Background: Several methods of structural classification have been developed to introduce some order to the large amount of data present in the Protein Data Bank. Such methods facilitate structural comparisons and provide a greater understanding of structure and function. The most widely used and comprehensive databases are SCOP, CATH and FSSP, which represent three unique methods of classifying protein structures: purely manual, a combination of manual and automated, and purely automated, respectively. In order to develop reliable template libraries and benchmarks for protein-fold recognition, a systematic comparison of these databases has been carried out to determine their overall agreement in classifying protein structures.

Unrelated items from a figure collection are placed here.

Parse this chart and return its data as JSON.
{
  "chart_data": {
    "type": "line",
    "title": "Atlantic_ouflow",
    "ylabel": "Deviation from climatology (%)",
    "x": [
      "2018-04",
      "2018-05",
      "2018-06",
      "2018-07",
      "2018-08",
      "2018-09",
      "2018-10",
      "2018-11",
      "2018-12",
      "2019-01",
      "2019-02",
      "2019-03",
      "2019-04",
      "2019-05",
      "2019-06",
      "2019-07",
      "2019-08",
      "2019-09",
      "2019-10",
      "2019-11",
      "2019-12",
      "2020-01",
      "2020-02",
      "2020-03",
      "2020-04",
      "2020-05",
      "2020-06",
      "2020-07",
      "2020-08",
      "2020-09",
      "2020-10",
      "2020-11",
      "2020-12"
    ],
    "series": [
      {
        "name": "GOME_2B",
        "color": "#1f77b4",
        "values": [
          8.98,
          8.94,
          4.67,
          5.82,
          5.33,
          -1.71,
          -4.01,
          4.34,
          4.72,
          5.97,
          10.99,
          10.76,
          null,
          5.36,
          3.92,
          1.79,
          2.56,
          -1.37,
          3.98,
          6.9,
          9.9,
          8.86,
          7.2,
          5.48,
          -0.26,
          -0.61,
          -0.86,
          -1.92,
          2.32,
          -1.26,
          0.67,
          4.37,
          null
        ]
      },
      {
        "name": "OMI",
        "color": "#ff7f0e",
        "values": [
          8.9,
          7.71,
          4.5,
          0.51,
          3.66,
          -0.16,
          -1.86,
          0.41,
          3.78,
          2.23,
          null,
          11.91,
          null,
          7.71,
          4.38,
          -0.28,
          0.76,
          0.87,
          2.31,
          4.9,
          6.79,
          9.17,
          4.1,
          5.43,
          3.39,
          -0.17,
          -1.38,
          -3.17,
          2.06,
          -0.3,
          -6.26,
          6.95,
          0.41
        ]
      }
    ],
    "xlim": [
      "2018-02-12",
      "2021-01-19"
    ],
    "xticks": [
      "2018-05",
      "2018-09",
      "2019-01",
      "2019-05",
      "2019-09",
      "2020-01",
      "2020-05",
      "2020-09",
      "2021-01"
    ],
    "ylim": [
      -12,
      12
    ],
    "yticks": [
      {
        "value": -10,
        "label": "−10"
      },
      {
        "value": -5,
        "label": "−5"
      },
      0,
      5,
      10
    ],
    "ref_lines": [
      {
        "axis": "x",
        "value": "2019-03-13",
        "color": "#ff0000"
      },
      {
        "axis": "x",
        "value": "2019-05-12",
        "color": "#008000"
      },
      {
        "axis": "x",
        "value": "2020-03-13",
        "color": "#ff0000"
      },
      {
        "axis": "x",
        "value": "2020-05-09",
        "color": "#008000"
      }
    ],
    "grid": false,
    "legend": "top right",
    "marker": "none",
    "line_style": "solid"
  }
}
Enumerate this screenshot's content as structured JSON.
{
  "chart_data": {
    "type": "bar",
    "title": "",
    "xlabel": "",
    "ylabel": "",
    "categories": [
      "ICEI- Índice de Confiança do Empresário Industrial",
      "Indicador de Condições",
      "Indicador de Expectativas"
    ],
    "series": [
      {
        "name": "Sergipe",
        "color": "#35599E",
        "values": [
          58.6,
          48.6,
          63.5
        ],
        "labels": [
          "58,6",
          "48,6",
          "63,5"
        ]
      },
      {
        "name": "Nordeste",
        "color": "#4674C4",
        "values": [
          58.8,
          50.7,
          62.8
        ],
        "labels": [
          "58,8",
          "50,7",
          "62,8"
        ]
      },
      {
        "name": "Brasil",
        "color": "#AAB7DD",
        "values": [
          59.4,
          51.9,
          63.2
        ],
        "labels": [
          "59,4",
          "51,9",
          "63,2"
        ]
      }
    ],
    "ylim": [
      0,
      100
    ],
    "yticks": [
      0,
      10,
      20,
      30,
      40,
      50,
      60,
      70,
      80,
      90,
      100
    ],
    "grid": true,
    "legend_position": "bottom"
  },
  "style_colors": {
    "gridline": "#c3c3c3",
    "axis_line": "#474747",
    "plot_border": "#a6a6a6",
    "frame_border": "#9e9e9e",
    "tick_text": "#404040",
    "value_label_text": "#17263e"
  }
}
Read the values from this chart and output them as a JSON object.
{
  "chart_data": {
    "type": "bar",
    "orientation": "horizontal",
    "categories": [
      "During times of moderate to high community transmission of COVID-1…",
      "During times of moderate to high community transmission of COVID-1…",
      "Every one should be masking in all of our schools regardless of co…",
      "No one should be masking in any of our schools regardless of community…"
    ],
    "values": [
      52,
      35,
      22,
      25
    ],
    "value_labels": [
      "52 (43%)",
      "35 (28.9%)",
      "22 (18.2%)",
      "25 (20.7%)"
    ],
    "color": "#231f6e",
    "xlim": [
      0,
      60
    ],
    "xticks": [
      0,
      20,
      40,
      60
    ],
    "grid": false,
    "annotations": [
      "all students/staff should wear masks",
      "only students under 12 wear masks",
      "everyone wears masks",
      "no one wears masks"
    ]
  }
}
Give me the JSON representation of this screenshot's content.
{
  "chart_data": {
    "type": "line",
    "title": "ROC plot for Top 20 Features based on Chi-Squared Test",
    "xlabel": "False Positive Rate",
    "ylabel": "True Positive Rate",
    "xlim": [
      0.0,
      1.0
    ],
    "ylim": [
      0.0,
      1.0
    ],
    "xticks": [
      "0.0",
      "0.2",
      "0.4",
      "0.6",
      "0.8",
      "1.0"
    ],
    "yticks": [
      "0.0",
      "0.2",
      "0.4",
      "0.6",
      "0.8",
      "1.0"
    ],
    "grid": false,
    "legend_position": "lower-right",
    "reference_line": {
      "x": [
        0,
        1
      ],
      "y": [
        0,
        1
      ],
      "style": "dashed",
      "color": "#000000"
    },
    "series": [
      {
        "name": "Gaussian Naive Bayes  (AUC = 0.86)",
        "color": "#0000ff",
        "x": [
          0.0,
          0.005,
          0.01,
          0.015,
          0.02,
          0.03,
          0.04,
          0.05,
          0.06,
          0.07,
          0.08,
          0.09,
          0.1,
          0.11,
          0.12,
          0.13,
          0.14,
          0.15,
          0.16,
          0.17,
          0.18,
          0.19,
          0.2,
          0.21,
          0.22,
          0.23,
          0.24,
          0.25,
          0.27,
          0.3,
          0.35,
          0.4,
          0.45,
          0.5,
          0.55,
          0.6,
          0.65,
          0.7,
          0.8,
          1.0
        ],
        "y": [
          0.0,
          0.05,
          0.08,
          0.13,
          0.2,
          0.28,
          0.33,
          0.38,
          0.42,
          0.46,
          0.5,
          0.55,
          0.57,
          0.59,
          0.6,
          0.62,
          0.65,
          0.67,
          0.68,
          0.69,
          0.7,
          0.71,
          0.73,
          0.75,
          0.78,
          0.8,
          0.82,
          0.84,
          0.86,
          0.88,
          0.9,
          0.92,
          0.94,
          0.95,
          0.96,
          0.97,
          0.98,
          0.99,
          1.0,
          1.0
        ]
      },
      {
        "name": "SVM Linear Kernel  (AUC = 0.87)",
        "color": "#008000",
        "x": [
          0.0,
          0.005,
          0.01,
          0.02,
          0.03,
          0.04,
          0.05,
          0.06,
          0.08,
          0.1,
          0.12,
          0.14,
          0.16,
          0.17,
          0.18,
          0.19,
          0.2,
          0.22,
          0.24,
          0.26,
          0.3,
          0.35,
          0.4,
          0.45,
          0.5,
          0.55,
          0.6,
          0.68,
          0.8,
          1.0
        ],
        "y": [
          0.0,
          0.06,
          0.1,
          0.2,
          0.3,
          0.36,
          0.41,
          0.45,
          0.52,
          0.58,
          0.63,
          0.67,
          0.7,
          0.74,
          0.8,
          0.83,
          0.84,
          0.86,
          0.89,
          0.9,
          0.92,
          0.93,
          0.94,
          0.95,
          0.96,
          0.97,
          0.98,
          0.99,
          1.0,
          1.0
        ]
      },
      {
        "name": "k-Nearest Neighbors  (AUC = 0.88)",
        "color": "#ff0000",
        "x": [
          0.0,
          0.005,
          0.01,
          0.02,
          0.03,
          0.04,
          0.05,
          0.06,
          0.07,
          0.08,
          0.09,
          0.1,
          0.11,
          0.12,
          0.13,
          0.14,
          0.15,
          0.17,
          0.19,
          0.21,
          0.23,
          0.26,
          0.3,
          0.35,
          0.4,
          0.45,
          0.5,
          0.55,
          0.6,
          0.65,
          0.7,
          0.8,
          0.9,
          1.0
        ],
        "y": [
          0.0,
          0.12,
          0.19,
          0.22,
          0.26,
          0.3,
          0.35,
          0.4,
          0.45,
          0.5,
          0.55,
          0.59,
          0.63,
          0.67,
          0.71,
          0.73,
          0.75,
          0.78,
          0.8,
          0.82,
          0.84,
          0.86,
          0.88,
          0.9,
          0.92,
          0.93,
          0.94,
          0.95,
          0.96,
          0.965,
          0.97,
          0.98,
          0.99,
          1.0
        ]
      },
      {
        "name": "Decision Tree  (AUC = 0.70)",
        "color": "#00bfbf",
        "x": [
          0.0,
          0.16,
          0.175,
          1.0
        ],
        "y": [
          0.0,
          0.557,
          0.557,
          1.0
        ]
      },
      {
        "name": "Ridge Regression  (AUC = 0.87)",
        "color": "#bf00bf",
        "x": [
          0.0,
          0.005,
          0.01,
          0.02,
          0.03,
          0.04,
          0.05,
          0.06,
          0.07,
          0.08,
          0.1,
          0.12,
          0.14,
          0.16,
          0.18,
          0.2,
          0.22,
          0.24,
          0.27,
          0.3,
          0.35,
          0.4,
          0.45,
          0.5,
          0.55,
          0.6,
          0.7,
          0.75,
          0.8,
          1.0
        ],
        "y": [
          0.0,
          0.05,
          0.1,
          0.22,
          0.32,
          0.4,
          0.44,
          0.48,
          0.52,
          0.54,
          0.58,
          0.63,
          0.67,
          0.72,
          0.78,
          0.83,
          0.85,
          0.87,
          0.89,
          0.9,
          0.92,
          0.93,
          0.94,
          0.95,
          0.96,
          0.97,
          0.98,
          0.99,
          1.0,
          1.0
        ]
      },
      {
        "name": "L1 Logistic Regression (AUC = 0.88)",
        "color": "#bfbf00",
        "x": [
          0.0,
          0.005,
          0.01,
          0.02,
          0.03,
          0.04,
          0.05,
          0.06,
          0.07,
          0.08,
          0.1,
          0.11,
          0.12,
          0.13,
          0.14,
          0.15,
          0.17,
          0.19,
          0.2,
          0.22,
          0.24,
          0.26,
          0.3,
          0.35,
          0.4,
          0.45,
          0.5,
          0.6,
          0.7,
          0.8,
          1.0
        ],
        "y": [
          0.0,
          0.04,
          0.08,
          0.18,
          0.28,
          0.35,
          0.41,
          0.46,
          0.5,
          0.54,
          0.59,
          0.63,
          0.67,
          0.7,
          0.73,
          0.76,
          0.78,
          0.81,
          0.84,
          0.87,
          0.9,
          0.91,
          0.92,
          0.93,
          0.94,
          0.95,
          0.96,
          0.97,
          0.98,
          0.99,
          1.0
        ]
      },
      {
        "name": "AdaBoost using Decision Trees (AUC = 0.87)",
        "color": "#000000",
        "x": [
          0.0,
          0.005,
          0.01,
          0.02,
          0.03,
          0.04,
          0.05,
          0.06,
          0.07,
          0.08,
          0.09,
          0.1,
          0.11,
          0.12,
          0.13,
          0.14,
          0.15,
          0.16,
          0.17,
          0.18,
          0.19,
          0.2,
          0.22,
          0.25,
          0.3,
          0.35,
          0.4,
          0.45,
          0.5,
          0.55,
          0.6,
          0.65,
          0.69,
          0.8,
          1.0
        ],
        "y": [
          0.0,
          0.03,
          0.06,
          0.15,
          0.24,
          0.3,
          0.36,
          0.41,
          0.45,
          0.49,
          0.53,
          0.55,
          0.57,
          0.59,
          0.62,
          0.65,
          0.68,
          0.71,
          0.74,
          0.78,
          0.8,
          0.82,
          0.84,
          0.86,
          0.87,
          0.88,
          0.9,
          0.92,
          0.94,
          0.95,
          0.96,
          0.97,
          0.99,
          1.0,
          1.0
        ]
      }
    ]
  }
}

Results: Approximately two-thirds of the protein chains in each database are common to all three databases. Despite employing different methods, and basing their systems on different rules of protein structure and taxonomy, SCOP, CATH and FSSP agree on the majority of their classifications. Discrepancies and inconsistencies are accounted for by a small number of explanations. Other interesting features have been identified, and various differences between manual and automatic classification methods are presented.
Conclusions: Using these databases requires an understanding of the rules upon which they are based; each method offers certain advantages depending on the biological requirements and knowledge of the user. The degree of discrepancy between the systems also has an impact on reliability of prediction methods that employ these schemes as benchmarks. To generate accurate fold templates for threading, we extract information from a consensus database, encompassing agreements between SCOP, CATH and FSSP.